After the emergency was over it occurred to me how unprepared I was if I lost my wallet with my identification, debit cards, credit cards even my social security card. When you lose confidential items like credit cards, keys, and other personal documents, you also run the risk of becoming the victim of a further crime.


Whoever has these items might use them to steal further from you – perhaps your money, items from your home or car, or even your identity.


You can minimize the risk of this happening by taking prompt action. Contact the police, of course. Then you must notify the issuers of all missing credit and debit cards, check books and travelers checks.


This task is considerably easier if you either have a separate list (not in your wallet!) or the emergency numbers for these issuers and banks (you'll find them on the cards and other documents) or subscribe to a card security service that you contact via a single number and they will look after the rest. I of course had not done any of these things so it would have been much harder to recall what I had and who to call.

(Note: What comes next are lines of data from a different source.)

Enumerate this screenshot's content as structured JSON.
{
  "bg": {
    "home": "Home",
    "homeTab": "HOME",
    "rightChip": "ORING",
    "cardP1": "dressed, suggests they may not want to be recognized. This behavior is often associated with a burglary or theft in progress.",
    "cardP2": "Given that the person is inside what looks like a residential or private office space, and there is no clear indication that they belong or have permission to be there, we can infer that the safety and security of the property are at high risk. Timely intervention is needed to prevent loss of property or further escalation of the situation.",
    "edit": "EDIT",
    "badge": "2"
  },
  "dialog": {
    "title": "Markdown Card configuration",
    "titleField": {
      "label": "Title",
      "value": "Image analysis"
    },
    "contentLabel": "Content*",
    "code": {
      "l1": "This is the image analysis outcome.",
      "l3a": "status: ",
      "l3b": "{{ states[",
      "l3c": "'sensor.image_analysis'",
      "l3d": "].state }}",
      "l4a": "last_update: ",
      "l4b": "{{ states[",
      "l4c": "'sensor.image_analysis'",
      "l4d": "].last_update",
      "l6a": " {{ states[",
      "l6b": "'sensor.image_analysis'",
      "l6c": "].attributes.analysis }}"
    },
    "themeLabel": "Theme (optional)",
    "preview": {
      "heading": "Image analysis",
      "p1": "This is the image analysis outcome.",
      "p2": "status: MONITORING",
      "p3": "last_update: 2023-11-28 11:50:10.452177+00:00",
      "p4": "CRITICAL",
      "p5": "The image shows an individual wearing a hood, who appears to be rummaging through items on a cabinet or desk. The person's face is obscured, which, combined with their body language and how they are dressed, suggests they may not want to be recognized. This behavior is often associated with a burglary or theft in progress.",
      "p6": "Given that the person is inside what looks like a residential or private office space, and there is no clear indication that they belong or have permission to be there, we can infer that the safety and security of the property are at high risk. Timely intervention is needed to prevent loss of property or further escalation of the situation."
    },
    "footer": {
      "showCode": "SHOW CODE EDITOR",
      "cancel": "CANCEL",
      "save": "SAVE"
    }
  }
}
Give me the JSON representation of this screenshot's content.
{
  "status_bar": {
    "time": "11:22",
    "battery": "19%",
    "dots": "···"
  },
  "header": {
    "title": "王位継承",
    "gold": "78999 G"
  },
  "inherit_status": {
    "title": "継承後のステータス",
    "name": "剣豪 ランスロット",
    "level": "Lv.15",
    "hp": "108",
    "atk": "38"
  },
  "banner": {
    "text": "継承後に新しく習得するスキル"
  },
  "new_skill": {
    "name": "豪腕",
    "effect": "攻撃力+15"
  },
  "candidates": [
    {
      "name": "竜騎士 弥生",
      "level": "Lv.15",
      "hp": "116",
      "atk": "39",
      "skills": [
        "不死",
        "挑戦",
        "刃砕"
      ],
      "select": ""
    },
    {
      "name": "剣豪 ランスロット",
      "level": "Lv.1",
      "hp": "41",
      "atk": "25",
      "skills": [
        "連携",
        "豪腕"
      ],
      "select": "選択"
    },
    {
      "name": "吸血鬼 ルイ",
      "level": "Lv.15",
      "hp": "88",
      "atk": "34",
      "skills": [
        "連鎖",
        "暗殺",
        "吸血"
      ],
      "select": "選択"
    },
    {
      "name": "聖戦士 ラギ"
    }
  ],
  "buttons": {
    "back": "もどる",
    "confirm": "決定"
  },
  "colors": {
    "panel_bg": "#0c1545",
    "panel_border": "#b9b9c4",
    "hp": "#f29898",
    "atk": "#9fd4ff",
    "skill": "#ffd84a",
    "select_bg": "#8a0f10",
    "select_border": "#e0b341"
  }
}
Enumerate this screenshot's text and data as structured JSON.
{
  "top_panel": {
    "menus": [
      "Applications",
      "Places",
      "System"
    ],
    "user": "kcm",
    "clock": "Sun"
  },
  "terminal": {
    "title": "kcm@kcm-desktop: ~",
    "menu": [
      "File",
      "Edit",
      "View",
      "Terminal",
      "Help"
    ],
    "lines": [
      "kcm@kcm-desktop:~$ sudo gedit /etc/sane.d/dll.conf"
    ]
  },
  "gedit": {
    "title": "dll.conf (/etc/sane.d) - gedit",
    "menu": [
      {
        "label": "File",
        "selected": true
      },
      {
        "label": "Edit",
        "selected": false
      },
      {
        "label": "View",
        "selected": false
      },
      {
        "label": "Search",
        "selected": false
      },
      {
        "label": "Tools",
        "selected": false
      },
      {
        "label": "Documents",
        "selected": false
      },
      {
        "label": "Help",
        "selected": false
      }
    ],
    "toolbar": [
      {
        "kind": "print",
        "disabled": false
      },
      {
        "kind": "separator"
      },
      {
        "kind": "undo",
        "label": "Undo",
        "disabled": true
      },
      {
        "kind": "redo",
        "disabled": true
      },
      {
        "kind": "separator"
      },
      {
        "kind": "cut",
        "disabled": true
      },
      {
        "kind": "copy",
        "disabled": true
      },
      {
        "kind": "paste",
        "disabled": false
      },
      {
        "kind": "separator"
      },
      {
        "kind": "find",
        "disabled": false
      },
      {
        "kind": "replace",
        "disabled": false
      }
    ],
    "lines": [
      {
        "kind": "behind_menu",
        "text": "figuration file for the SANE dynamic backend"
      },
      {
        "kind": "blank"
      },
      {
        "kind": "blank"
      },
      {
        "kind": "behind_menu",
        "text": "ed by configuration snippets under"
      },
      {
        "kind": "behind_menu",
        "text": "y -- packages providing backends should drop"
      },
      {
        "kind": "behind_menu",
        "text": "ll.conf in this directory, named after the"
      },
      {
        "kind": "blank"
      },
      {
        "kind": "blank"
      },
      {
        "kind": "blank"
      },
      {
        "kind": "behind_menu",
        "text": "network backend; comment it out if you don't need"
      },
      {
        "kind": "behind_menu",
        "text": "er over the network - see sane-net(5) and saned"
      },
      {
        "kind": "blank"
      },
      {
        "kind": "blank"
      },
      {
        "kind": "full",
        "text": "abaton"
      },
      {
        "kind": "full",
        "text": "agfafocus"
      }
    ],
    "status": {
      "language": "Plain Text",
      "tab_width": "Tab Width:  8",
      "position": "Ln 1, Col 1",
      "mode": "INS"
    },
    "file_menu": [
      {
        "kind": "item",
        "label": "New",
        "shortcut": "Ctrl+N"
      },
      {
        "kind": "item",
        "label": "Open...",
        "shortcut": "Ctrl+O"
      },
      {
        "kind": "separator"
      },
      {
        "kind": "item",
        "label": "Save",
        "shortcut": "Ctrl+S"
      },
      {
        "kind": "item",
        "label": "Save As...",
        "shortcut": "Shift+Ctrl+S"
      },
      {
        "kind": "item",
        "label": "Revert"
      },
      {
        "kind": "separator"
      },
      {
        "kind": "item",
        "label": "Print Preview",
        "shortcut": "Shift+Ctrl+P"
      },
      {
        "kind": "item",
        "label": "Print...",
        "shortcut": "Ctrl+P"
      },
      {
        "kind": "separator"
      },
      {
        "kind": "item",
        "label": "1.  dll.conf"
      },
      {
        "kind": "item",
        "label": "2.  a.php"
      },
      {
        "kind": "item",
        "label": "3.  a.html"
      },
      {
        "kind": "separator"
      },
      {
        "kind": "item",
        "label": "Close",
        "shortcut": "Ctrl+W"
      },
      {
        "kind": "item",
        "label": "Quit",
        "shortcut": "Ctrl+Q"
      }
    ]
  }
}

These cards and other documents will normally be cancelled straightaway. The notification process also usually (but not always) covers you against subsequent fraudulent use of the items – so speed really is essential.


You then need to contact the issuers of any other items (like Social Security, health insurers, state department of motor vehicles, and even your library) so that they are not fraudulently used, and let your insurance agent know.


New cards can be issued and replacement checks can be provided quickly, though replacement Social Security cards generally are not issued.


If it's possible you may become the victim of identity theft, you need to notify the credit reporting agencies and get a fraud alert placed on your records. It is possible to freeze your credit so no one can open an account in your name. For more information see my blog post from 08/10/2012 on “Protect Yourself from ID Theft”.

You know what Grandma always said, “An ounce of prevention is worth a pound of cure”. Now I am prepared and hopefully will never need to use it!